NeoCurve
Predicting Oxyhaemoglobin Dissociation Curve Shift in Preterm Infants.
NeoCurve bridges physiology, clinical neonatology, and artificial intelligence to improve the understanding and bedside assessment of bronchopulmonary dysplasia (BPD) in preterm infants. The project, conducted as part of my MSc in Medical Informatics at the Universitäts-Kinderspital beider Basel (UKBB), aimed to develop a machine learning framework capable of predicting the oxyhaemoglobin dissociation curve (ODC) shift — a physiologically grounded marker of pulmonary gas-exchange efficiency.
Traditional methods for estimating this curve require multiple paired measurements of inspired oxygen pressure (PiO₂) and arterial oxygen saturation (SpO₂), which limits their feasibility in daily clinical use. To address this, NeoCurve introduced a data-efficient, explainable ML model that predicts the ODC shift from as little as one or two non-invasive SpO₂–PiO₂ data points.

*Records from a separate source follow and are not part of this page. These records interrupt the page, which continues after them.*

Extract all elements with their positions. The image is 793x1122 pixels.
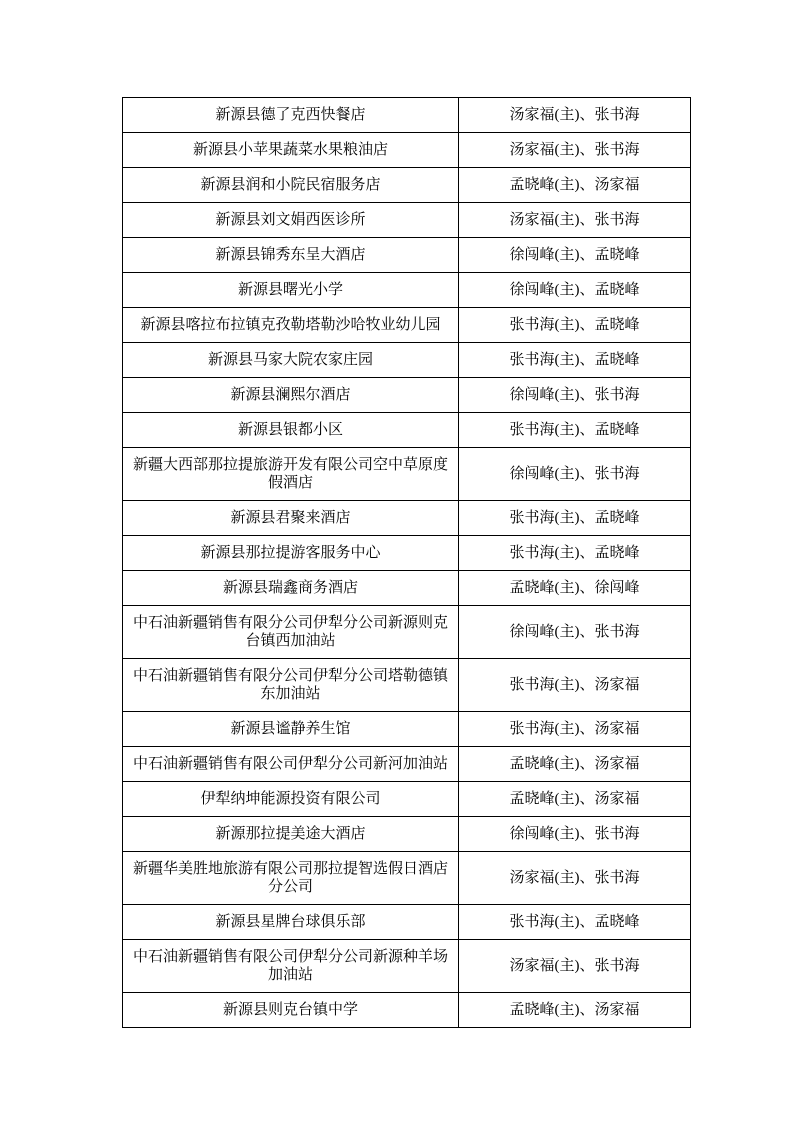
organization-cell: 新疆大西部那拉提旅游开发有限公司空中草原度假酒店 <box>123 448 459 501</box>
document-page: 新源县德了克西快餐店汤家福(主)、张书海新源县小苹果蔬菜水果粮油店汤家福(主)、… <box>0 0 793 1122</box>
assignees-cell: 徐闯峰(主)、张书海 <box>459 817 691 852</box>
table-row: 新源县德了克西快餐店汤家福(主)、张书海 <box>123 98 691 133</box>
organization-cell: 新源县君聚来酒店 <box>123 501 459 536</box>
table-row: 新源县润和小院民宿服务店孟晓峰(主)、汤家福 <box>123 168 691 203</box>
organization-cell: 新源县则克台镇中学 <box>123 993 459 1028</box>
table-row: 伊犁纳坤能源投资有限公司孟晓峰(主)、汤家福 <box>123 782 691 817</box>
table-row: 新源县星牌台球俱乐部张书海(主)、孟晓峰 <box>123 905 691 940</box>
organization-cell: 新源县那拉提游客服务中心 <box>123 536 459 571</box>
table-row: 新疆大西部那拉提旅游开发有限公司空中草原度假酒店徐闯峰(主)、张书海 <box>123 448 691 501</box>
table-row: 新源县小苹果蔬菜水果粮油店汤家福(主)、张书海 <box>123 133 691 168</box>
assignees-cell: 孟晓峰(主)、汤家福 <box>459 993 691 1028</box>
organization-cell: 新源县银都小区 <box>123 413 459 448</box>
organization-cell: 新源县德了克西快餐店 <box>123 98 459 133</box>
table-row: 新源县刘文娟西医诊所汤家福(主)、张书海 <box>123 203 691 238</box>
assignees-cell: 孟晓峰(主)、汤家福 <box>459 782 691 817</box>
assignees-cell: 张书海(主)、孟晓峰 <box>459 905 691 940</box>
assignees-cell: 汤家福(主)、张书海 <box>459 940 691 993</box>
assignees-cell: 汤家福(主)、张书海 <box>459 203 691 238</box>
table-row: 新源县谧静养生馆张书海(主)、汤家福 <box>123 712 691 747</box>
table-row: 新源那拉提美途大酒店徐闯峰(主)、张书海 <box>123 817 691 852</box>
assignees-cell: 张书海(主)、汤家福 <box>459 712 691 747</box>
organization-cell: 新源县星牌台球俱乐部 <box>123 905 459 940</box>
organization-cell: 中石油新疆销售有限分公司伊犁分公司新源则克台镇西加油站 <box>123 606 459 659</box>
assignees-cell: 汤家福(主)、张书海 <box>459 98 691 133</box>
table-row: 新源县马家大院农家庄园张书海(主)、孟晓峰 <box>123 343 691 378</box>
table-row: 中石油新疆销售有限公司伊犁分公司新河加油站孟晓峰(主)、汤家福 <box>123 747 691 782</box>
assignees-cell: 徐闯峰(主)、孟晓峰 <box>459 273 691 308</box>
assignment-table: 新源县德了克西快餐店汤家福(主)、张书海新源县小苹果蔬菜水果粮油店汤家福(主)、… <box>122 97 691 1028</box>
organization-cell: 中石油新疆销售有限公司伊犁分公司新源种羊场加油站 <box>123 940 459 993</box>
assignees-cell: 孟晓峰(主)、汤家福 <box>459 168 691 203</box>
assignees-cell: 汤家福(主)、张书海 <box>459 133 691 168</box>
organization-cell: 新源那拉提美途大酒店 <box>123 817 459 852</box>
assignees-cell: 徐闯峰(主)、张书海 <box>459 378 691 413</box>
organization-cell: 伊犁纳坤能源投资有限公司 <box>123 782 459 817</box>
organization-cell: 新源县曙光小学 <box>123 273 459 308</box>
organization-cell: 新源县喀拉布拉镇克孜勒塔勒沙哈牧业幼儿园 <box>123 308 459 343</box>
table-row: 新源县银都小区张书海(主)、孟晓峰 <box>123 413 691 448</box>
assignees-cell: 张书海(主)、孟晓峰 <box>459 308 691 343</box>
table-row: 新疆华美胜地旅游有限公司那拉提智选假日酒店分公司汤家福(主)、张书海 <box>123 852 691 905</box>
assignees-cell: 孟晓峰(主)、汤家福 <box>459 747 691 782</box>
organization-cell: 中石油新疆销售有限公司伊犁分公司新河加油站 <box>123 747 459 782</box>
organization-cell: 新源县刘文娟西医诊所 <box>123 203 459 238</box>
table-row: 新源县喀拉布拉镇克孜勒塔勒沙哈牧业幼儿园张书海(主)、孟晓峰 <box>123 308 691 343</box>
organization-cell: 新疆华美胜地旅游有限公司那拉提智选假日酒店分公司 <box>123 852 459 905</box>
table-body: 新源县德了克西快餐店汤家福(主)、张书海新源县小苹果蔬菜水果粮油店汤家福(主)、… <box>123 98 691 1028</box>
assignees-cell: 张书海(主)、孟晓峰 <box>459 501 691 536</box>
table-row: 中石油新疆销售有限分公司伊犁分公司塔勒德镇东加油站张书海(主)、汤家福 <box>123 659 691 712</box>
table-row: 新源县则克台镇中学孟晓峰(主)、汤家福 <box>123 993 691 1028</box>
assignees-cell: 张书海(主)、孟晓峰 <box>459 343 691 378</box>
assignees-cell: 张书海(主)、汤家福 <box>459 659 691 712</box>
assignees-cell: 张书海(主)、孟晓峰 <box>459 413 691 448</box>
table-row: 新源县澜熙尔酒店徐闯峰(主)、张书海 <box>123 378 691 413</box>
assignees-cell: 汤家福(主)、张书海 <box>459 852 691 905</box>
assignees-cell: 张书海(主)、孟晓峰 <box>459 536 691 571</box>
organization-cell: 中石油新疆销售有限分公司伊犁分公司塔勒德镇东加油站 <box>123 659 459 712</box>
table-row: 新源县那拉提游客服务中心张书海(主)、孟晓峰 <box>123 536 691 571</box>
assignees-cell: 徐闯峰(主)、张书海 <box>459 448 691 501</box>
assignees-cell: 徐闯峰(主)、孟晓峰 <box>459 238 691 273</box>
organization-cell: 新源县谧静养生馆 <box>123 712 459 747</box>
organization-cell: 新源县马家大院农家庄园 <box>123 343 459 378</box>
table-row: 新源县锦秀东呈大酒店徐闯峰(主)、孟晓峰 <box>123 238 691 273</box>
organization-cell: 新源县澜熙尔酒店 <box>123 378 459 413</box>
assignees-cell: 徐闯峰(主)、张书海 <box>459 606 691 659</box>
organization-cell: 新源县瑞鑫商务酒店 <box>123 571 459 606</box>
organization-cell: 新源县润和小院民宿服务店 <box>123 168 459 203</box>
assignees-cell: 孟晓峰(主)、徐闯峰 <box>459 571 691 606</box>
table-row: 新源县瑞鑫商务酒店孟晓峰(主)、徐闯峰 <box>123 571 691 606</box>
table-row: 新源县君聚来酒店张书海(主)、孟晓峰 <box>123 501 691 536</box>
table-row: 中石油新疆销售有限分公司伊犁分公司新源则克台镇西加油站徐闯峰(主)、张书海 <box>123 606 691 659</box>
table-row: 新源县曙光小学徐闯峰(主)、孟晓峰 <box>123 273 691 308</box>
organization-cell: 新源县锦秀东呈大酒店 <box>123 238 459 273</box>
organization-cell: 新源县小苹果蔬菜水果粮油店 <box>123 133 459 168</box>
table-row: 中石油新疆销售有限公司伊犁分公司新源种羊场加油站汤家福(主)、张书海 <box>123 940 691 993</box>
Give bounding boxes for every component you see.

The project integrated feature engineering, physiological modeling, and rigorous external validation using multi-centre neonatal datasets. The final linear regression-based model achieved strong performance (MAE = 0.63 kPa on test set; 0.49 kPa on validation set) and robust generalisation across datasets, enabling a simplified yet physiologically interpretable representation of pulmonary impairment.
In addition to the core model, the project delivered two functional software tools:
- a Streamlit-based annotation platform for clinician-guided labelling and data curation, and
- a React/Flask web application deploying the trained model as a lightweight decision-support tool for bedside use.
By combining clinical realism, physiological interpretability, and reproducible AI design, PhysioAI demonstrates how machine learning can translate complex physiological principles into actionable bedside insights, providing a foundation for future non-invasive monitoring and early risk stratification in neonatal care.
The prototype of this webapplication is available here.
This work, a collaboration with the University Children’s Hospital Basel (UKBB) is currently in preparation for publication.